Structure tensor Reynolds-averaged Navier-Stokes turbulence models with equivariant neural networks
Abstract
Accurate and generalizable Reynolds-averaged Navier-Stokes (RANS) models for turbulent flows rely on effective closures, but currently available closures are notoriously unreliable. Kassinos et al. (J. Fluid Mechanics, 428, pp. 213-248, 2001) hypothesized that this unreliability of RANS models was due to an insufficient description of the statistical state of the turbulence and proposed a set of structure tensors as a candidate for a sufficiently rich description. To test this hypothesis for the rapid pressure-strain term, we introduce tensor-based, symmetry aware closures in terms of the structure tensors using equivariant neural networks (ENNs), and present an algorithm for enforcing algebraic contraction relations among tensor components.

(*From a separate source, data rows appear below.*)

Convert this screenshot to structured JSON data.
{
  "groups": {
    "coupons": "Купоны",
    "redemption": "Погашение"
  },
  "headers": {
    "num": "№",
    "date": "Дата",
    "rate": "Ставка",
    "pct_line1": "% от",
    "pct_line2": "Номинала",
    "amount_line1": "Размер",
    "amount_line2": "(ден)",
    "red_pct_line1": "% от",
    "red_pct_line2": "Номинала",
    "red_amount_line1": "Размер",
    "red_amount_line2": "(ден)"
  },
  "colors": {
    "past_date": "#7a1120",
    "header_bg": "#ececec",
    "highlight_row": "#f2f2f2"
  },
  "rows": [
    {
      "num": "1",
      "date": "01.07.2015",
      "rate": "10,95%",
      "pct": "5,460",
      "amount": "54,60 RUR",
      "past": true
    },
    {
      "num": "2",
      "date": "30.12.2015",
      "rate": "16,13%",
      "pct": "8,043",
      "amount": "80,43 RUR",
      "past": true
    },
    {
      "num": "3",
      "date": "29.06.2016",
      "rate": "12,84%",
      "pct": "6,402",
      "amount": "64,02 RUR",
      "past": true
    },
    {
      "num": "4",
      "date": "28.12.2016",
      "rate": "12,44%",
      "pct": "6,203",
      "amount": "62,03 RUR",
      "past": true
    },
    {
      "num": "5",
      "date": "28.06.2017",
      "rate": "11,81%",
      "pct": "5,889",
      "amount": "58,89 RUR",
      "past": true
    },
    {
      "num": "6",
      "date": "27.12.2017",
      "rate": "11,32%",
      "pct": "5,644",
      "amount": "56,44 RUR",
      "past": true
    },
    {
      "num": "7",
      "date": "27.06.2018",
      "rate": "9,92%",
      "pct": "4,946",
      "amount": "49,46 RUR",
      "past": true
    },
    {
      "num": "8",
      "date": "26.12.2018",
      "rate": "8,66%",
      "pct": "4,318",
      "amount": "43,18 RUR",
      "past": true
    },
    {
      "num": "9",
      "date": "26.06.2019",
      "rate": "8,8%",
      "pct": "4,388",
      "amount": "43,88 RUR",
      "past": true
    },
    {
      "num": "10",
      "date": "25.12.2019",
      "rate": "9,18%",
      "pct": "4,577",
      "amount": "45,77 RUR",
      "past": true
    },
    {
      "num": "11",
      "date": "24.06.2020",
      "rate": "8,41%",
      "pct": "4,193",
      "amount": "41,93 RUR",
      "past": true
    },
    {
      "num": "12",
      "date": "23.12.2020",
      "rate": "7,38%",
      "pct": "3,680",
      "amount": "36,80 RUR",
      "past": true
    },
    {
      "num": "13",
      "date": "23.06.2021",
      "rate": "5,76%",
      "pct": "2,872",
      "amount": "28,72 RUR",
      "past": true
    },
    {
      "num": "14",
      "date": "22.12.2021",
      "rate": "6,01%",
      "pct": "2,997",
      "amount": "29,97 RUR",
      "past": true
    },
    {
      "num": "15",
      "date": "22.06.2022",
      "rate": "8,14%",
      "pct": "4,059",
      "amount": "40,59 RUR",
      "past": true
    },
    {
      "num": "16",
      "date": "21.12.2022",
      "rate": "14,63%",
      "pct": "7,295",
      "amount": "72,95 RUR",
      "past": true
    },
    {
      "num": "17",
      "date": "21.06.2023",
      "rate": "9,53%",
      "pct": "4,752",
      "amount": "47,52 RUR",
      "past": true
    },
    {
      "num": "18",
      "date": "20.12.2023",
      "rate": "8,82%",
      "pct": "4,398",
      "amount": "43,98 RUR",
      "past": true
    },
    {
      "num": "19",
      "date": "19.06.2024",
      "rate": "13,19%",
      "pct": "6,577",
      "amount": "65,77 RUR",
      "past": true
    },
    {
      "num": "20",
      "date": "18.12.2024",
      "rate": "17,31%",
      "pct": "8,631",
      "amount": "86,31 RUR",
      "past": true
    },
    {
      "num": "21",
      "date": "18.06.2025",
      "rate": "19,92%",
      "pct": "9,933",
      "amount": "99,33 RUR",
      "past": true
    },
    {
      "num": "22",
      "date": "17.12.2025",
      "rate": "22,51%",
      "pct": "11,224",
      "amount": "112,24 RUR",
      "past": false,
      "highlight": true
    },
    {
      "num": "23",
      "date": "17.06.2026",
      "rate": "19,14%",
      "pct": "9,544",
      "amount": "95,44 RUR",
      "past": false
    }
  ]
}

Using data from rapid distortion theory, experiments show that such ENNs can effectively learn relationships involving high-order tensors. The resulting ENN structure tensor models are orders of magnitude more accurate than existing models for the rapid pressure-strain correlation, effectively validating the Kassinos et al. hypothesis for this term. Results show that ENNs provide a physically consistent alternative to classical tensor basis models, enabling end-to-end learning of unclosed terms in RANS and other tensor modeling domains, and rapid exploration of model dependencies.